Geez…I wish I could find proof of this statement but I can’t. Oscar must have had an oral source from the time.
I do know that the group of men, including Pablo Diaz, started out for Mexico at the beginning of August 1862. On the evening of August 9th, the group set up camp on the banks of the Nueces River. A group of Confederate soldiers had been tracking the Germans and fired on them sometime that night. Twenty-eight men from the German group slipped away during the battle. Nineteen others were dead by morning. Nine more wounded Germans were summarily executed. Another nine were pursued by the Confederate soldiers to the Rio Grande and killed as well. The thirty-seven Germans killed in what became known as “The Battle of the Nueces” or “The Nueces Massacre” included Pablo Diaz. His and the bones of thirty-five others were recovered in 1865 and buried in Comfort. Their names are listed on the Treue der Union Monument, a twenty-foot-tall limestone obelisk erected over their remains.

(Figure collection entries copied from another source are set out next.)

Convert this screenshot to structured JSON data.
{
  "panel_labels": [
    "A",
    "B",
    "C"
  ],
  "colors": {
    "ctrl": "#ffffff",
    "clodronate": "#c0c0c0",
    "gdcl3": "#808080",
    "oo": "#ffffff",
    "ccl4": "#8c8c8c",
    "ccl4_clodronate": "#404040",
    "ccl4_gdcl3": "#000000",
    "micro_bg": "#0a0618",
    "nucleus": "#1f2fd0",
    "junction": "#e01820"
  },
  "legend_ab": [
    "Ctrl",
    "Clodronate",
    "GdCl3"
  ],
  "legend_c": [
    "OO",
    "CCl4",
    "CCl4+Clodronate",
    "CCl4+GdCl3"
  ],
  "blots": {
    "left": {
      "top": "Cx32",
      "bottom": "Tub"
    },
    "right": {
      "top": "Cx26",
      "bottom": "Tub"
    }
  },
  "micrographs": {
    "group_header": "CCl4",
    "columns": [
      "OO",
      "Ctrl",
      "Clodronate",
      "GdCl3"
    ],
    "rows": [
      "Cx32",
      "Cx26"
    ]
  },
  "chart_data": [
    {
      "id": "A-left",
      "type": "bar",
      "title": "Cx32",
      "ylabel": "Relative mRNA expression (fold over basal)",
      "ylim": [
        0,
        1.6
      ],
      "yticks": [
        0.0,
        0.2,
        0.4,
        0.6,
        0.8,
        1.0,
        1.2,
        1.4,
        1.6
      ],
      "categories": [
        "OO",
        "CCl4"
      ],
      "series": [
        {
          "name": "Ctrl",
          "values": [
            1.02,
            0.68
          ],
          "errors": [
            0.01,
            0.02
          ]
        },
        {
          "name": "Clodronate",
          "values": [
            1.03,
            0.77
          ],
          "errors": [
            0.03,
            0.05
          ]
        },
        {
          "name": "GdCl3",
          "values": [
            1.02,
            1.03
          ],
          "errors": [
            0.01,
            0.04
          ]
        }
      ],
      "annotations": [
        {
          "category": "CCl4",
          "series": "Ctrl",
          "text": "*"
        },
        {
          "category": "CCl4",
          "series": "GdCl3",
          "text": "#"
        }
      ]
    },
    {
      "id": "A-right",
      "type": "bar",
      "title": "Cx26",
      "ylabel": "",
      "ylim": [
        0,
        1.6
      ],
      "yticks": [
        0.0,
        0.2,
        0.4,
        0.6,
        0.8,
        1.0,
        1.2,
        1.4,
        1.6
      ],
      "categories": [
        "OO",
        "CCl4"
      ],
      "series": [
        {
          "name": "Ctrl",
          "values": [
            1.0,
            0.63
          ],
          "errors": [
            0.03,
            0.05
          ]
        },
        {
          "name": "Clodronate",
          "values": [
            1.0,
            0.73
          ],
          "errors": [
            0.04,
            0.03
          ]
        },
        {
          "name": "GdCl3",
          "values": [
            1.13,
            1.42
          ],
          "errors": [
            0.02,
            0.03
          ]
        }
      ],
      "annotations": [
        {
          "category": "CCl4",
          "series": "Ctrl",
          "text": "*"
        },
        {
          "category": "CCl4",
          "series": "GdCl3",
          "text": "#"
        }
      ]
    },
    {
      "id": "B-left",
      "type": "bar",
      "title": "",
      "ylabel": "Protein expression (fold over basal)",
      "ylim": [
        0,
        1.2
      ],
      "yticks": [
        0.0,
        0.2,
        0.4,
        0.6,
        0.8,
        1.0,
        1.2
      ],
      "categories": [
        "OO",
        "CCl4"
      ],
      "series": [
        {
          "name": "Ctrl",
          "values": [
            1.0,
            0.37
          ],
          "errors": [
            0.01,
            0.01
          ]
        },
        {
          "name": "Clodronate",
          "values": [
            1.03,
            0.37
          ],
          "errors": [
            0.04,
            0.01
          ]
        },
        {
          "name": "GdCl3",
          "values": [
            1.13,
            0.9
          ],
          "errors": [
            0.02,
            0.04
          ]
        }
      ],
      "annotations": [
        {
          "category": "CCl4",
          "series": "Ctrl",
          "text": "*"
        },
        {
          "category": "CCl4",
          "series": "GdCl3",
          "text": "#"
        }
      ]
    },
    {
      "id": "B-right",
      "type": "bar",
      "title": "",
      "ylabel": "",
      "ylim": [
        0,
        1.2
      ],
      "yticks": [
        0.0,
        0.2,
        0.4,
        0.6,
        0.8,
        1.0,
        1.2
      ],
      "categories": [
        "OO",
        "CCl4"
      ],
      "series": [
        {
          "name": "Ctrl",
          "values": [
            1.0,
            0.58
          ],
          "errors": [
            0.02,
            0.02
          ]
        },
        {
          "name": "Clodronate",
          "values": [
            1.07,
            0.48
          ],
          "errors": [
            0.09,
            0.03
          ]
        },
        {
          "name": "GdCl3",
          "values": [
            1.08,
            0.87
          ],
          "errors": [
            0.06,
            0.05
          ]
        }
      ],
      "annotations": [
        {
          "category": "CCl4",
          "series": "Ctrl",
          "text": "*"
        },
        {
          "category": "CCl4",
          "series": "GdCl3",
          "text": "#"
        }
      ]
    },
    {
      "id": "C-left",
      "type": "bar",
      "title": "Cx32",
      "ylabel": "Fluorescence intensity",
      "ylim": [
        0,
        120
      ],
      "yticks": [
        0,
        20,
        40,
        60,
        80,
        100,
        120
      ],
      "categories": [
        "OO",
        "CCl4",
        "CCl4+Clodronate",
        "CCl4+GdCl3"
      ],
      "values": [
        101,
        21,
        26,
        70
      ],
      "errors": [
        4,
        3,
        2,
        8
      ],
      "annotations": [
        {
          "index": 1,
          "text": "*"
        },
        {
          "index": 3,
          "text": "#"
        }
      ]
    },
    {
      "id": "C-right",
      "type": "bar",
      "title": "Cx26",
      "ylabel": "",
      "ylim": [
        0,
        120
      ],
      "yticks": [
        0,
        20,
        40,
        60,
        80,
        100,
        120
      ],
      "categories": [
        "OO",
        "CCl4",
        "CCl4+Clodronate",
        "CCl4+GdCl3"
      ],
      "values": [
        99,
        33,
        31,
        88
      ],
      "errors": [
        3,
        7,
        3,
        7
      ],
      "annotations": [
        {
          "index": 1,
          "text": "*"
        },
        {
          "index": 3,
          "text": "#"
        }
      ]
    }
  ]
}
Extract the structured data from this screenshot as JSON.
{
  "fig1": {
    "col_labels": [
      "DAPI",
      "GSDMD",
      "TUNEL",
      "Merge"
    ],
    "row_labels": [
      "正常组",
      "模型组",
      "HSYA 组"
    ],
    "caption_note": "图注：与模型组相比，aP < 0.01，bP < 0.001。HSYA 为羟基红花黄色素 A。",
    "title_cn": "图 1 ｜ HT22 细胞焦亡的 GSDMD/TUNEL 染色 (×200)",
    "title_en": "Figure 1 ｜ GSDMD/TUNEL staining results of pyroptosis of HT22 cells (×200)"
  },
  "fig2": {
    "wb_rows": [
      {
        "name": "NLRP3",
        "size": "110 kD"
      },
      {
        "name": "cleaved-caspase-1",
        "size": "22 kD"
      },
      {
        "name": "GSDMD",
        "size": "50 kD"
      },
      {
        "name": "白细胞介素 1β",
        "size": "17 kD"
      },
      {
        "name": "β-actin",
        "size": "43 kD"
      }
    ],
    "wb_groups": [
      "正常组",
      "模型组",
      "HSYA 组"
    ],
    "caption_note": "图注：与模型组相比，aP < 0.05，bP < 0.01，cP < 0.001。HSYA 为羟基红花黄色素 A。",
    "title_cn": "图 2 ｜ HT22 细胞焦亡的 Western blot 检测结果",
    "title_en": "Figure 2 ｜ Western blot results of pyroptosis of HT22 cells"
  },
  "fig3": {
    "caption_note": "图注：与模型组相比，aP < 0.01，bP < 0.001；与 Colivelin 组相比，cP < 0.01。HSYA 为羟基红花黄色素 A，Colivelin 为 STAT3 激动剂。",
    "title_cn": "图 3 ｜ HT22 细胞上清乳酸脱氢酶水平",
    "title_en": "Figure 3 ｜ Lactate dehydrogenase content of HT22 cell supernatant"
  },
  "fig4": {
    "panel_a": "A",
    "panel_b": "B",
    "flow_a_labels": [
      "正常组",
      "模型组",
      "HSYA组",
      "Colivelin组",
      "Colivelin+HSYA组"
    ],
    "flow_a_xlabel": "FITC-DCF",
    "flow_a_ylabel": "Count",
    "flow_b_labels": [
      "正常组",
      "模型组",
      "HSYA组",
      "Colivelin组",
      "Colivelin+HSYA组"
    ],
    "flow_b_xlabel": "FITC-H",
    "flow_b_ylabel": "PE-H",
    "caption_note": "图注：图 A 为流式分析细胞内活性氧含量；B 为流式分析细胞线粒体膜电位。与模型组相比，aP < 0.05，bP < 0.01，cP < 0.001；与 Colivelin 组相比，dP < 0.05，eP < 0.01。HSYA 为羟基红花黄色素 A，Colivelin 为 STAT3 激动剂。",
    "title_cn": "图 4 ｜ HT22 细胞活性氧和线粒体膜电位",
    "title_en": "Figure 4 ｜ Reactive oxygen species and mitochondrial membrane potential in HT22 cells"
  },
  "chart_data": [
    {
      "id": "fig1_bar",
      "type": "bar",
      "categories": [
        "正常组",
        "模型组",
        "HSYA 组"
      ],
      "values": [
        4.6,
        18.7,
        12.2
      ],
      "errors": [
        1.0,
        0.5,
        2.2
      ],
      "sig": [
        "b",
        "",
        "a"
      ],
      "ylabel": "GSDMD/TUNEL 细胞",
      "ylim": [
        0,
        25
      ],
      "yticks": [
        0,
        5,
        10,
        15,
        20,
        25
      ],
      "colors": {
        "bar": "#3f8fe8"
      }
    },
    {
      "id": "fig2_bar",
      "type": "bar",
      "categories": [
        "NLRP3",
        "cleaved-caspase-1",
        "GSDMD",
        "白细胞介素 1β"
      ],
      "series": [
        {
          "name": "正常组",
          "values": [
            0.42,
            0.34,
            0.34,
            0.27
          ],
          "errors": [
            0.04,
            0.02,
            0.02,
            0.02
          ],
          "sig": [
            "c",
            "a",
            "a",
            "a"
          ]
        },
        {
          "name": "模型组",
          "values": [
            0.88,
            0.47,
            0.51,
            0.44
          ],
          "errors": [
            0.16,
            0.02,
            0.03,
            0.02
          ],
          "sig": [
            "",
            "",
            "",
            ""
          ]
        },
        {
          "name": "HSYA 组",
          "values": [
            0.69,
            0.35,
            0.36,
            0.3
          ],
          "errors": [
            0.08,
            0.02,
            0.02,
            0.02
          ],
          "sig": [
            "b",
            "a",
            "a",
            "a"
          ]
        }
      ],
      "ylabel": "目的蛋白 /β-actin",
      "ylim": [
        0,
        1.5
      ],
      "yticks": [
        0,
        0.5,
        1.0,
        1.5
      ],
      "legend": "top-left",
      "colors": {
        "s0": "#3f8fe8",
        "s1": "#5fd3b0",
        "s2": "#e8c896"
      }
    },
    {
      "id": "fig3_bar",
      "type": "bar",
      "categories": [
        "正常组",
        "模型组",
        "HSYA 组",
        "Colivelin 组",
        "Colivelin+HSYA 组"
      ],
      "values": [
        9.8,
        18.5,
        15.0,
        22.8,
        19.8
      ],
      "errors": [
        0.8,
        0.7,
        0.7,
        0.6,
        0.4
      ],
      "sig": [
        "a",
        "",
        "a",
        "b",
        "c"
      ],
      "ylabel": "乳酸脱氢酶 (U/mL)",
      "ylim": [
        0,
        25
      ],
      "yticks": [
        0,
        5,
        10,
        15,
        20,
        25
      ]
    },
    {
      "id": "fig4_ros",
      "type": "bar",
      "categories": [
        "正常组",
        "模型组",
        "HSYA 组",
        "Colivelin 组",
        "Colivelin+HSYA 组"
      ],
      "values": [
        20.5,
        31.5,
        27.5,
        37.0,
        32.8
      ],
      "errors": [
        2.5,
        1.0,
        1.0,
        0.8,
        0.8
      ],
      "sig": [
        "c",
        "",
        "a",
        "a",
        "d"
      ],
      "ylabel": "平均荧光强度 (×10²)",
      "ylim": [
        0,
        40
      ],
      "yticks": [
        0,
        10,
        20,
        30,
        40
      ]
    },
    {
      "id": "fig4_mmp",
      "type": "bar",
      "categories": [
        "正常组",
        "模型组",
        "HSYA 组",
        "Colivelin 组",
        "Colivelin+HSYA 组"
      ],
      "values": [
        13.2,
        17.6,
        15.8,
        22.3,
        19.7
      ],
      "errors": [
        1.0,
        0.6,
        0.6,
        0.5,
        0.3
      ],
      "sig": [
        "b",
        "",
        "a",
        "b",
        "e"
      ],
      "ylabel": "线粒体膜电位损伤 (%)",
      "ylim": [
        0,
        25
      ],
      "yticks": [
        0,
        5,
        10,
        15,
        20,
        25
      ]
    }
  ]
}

On Find a Grave, it is also stated, “Although Mexican, he [Pablo] was considered by all to be as “German” and “Unionist” as any of the others.” This is someone’s theory, but I can’t say I don’t think it might be true. After all, young eight-year-old Pablo seems to have been treated with kindness and maybe even with some affection by the Germans who ended up caring for him. I am sure he spoke German. And after around 14 years with them, he had heard their views on everything…including slavery…and most likely agreed with his adopted friends and guardians.
I am absolutely enthralled with this young man’s story. It is one of incredible courage, adaptability and thirst for freedom. RIP Pablo.
Sources: Roemer’s Texas, Dr. Ferdinand Roemer, 1995 edition; John O. Meusebach, Irene Marschall King, 1967; Sophienburg Museum & Archives: Oscar Haas Manuscript Collection, the Dresel Family Manuscript Collection and the Nueces Massacre file.